Now both banks can benefit from the use of these certificates. 

Bank X can sell certificates worth Rs. 200 million PSL loans and earn extra income. 

Bank Y can buy Rs. 200 million of the certificates and fulfill its RBI requirement for PSL. Bank Y would also pay the tax on this certificate, totaling Rs. 24 million. 

Priority Sector Lending Certificates Pros

Some of the benefits are:

  • It assists in channeling credit to the vulnerable or weaker section of society.
  • PSL promotes financial inclusion.
  • PSL offers higher social returns on lending.
  • It assists in the diversification of the credit portfolio of the government.
  • Credit formalization helps break the hold of larger lenders, especially in rural areas.
  • Trading these certificates also helps banks reach their target even when they can’t find borrowers for all the target sectors.
  • It allows credit penetration in credit-deficient regions.
  • It is responsible for the increase in the valuation of public sector banks.
  • Certificate trade also generates massive tax revenues for the government.
  • It is designed to advance the development of weaker sections in the country, thereby supporting the economy in India.
  • One more advantage of this plan is that it would permit the best lenders to give loans to those in need while helping banks unable to reach or lend to target groups comply with lending requirements. 

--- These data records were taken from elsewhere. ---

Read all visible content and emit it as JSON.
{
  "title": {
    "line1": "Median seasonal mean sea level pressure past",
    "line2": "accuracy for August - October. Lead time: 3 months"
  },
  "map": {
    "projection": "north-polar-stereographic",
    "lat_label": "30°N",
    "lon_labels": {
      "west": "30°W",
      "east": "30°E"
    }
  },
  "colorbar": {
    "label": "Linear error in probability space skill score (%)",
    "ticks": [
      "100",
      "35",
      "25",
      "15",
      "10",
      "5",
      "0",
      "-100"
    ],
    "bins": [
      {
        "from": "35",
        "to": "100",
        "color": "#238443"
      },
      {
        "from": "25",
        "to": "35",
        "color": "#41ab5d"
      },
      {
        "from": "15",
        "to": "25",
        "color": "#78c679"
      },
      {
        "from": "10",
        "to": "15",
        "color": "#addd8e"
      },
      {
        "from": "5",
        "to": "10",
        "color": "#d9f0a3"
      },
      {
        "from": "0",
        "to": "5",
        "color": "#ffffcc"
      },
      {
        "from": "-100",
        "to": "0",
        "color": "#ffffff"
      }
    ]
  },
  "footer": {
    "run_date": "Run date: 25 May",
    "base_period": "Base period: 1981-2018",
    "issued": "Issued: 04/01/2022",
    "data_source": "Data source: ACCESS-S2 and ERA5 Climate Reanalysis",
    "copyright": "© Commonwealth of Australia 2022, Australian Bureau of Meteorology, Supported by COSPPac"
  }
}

Priority Sector Lending Certificates Cons

The downsides are as follows:

  • Many non-performing assets, or loans that have gone into default, have come from PSL. 
  • The majority of banks seem reluctant to lend to the designated priority sectors.
  • The loan given to farmers under PSL increases productivity but is used for unproductive purposes like marriages and other social obligations.
  • Lending can be unfair, such as favoring rich farmers over poor farmers.
  • Some consider that the banks, not the priority sectors, have benefitted from the PSLC scheme.
  • With an increasing incidence of unproductive loans and excessive external interference, bankers’ excitement to loan to the priority sector makes many banks miss the specified targets.